It’s the Canberra whodunnit that has Peter Dutton tongue-tied – who deleted those 13 words?

Neither shadow attorney-general Michaelia Cash nor the only other witness can answer a questions raising some tricky issues for the Opposition Leader.

It began with a simple question from Senator Linda White on Wednesday morning: “How many times had Senator Cash met with a notorious fathers’ rights group, the Men’s Rights Agency, before she voted against a family law reform package aimed at reducing conflict between separated parents?”

Former women’s minister Senator Cash was not in a position to answer.

MRA, and its founder Sue Price, had initially advertised a May 6 meeting between the pair. MRA’s website said it “had been facilitated by the leader of the Liberal Party, Peter Dutton”.

A few days later, those words had disappeared.

It’s not known how they vanished from the website.

Mr Dutton could not shed any light either and did not answer any questions about his links to men’s rights campaigners on the political right, which appear to have been reactivated as the Coalition voted against family law reform aimed at reducing domestic conflicts.

The Queensland-based MRA was linked in the 90s to a case family violence involving a single father reported to have been her client but whom she says she had only referred to a lawyer, not counselled.

Admittedly controversial

But she admits her group, whose website argues against domestic violence orders, might cause Mr Dutton to get into political trouble.

She denies, though, ever invading victims’ privacy through surveillance or leaks or that she once tried to snoop on a Queensland cabinet minister.

“It’s all a bunch of lies, as far as I’m concerned,” Ms Price told The New Daily on Wednesday night.

Ms Price said she could not recall how those words came to be taken down from her website shortly before the budget.

Nor could she recall how the meeting with Senator Cash had even occurred.

“I’d sent an email to [Mr Dutton] saying: ‘Why don’t you put the fathers back in families?’

“The only thing he did was forward the email to Senator Cash,” Ms Price said.

A staffer denied that anyone in Mr Dutton’s or Ms Cash’s office asked for the website to be edited.

But she declined to say if that would mean Mr Dutton had arranged for a meeting with Senator Cash after getting an email from someone he did not know

“I don’t know how it happened. I can’t recall if it came from Peter Dutton or Senator Cash.”
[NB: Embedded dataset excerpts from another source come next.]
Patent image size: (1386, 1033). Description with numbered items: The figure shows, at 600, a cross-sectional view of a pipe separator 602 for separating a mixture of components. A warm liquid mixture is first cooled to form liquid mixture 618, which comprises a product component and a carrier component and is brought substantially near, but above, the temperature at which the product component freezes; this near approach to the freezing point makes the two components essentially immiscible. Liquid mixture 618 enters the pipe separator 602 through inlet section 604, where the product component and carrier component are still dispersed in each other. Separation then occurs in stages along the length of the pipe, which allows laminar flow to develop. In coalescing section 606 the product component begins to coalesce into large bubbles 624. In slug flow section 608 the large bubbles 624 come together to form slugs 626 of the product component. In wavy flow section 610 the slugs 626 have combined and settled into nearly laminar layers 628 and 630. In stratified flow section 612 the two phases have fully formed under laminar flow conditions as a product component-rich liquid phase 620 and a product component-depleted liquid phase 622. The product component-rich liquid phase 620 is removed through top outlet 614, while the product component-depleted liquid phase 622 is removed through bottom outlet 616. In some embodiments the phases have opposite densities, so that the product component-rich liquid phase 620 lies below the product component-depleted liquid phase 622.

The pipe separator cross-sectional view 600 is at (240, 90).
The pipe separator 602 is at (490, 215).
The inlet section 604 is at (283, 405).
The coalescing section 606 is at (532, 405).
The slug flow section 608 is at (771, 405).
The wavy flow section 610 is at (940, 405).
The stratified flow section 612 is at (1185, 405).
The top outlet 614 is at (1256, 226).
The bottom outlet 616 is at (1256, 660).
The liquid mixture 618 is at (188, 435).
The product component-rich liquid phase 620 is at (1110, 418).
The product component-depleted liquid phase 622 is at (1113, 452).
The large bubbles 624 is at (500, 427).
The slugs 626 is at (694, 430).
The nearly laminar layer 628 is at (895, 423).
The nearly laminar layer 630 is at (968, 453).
Ms Price wrote approvingly about his contributions to a parliamentary committee in his first term in parliament.

Mr Dutton’s office did not respond to questions.
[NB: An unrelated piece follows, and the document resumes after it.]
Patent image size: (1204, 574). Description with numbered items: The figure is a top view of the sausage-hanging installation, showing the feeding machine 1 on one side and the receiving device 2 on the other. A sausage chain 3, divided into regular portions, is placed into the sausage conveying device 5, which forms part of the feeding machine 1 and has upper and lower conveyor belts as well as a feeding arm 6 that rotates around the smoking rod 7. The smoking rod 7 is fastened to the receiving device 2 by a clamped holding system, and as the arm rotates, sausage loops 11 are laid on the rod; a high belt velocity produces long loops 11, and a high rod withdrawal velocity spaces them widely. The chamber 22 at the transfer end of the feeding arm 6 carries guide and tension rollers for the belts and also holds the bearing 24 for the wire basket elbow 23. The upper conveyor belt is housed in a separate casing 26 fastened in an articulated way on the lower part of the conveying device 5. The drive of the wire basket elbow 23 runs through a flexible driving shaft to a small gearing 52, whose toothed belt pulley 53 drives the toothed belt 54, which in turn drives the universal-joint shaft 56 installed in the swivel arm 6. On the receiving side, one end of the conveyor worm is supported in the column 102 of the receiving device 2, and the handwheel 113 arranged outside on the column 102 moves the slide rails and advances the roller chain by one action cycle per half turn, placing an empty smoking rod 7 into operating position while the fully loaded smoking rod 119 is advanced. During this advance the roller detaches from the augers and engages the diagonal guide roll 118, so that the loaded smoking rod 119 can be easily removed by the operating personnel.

“I removed the reference myself,” Ms Price said later.

She could not say when or if someone had asked.

A charged issue

A spokesman for Senator Cash said the issue was a desperate Labor Party smear that was also hypocritical.

The spokesman said Labor senators had previously cited the MRA as a reference in a report tabled in Parliament three years ago.
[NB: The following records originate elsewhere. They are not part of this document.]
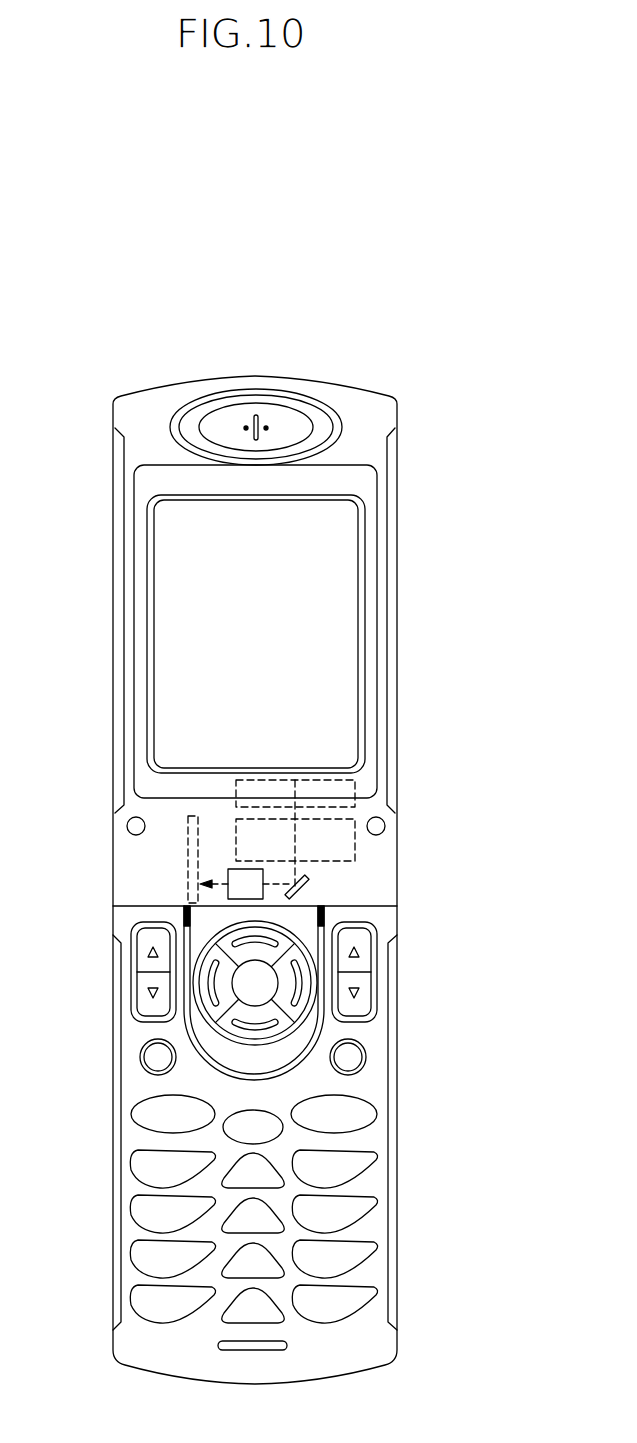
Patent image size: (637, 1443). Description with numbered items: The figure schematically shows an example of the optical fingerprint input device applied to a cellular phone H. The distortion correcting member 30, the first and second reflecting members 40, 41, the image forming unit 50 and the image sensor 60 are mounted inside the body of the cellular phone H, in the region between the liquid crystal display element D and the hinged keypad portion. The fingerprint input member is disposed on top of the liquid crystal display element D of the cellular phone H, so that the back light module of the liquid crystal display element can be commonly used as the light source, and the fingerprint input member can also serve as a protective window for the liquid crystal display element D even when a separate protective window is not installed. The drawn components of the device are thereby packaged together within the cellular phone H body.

The cellular phone H is at (111, 1051).
The display D is at (172, 545).
The distortion correcting member 30 is at (342, 789).
The first reflecting member 40 is at (347, 846).
The second reflecting member 41 is at (300, 892).
The image forming unit 50 is at (230, 869).
The image sensor 60 is at (188, 856).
Family law has long been a political issue; Pauline Hanson was charged in the last Parliament’s committees, which were a magnet for the far right.

Reforms by Attorney-General Mark Dreyfus aim to reduce domestic violence and make family law less confrontational and less apt to be used by one parent to harass or aggravate another.

Ms Price claimed in her wrap of their meeting, an unverified, subjective account, that this might present a chance to join with the cross bench and sink the bill but this was not likely, one upper house source said.

Mr Dutton has been associated with the fathers’ rights movement since he first came on the national political scene in 2004.

In 2013 while health minister, Mr Dutton spoke at a Parliament House function organised by Christian men’s rights activist Warwick Marsh, an event advertised as a chance to get a break from tip-toeing around “feminist minefields”.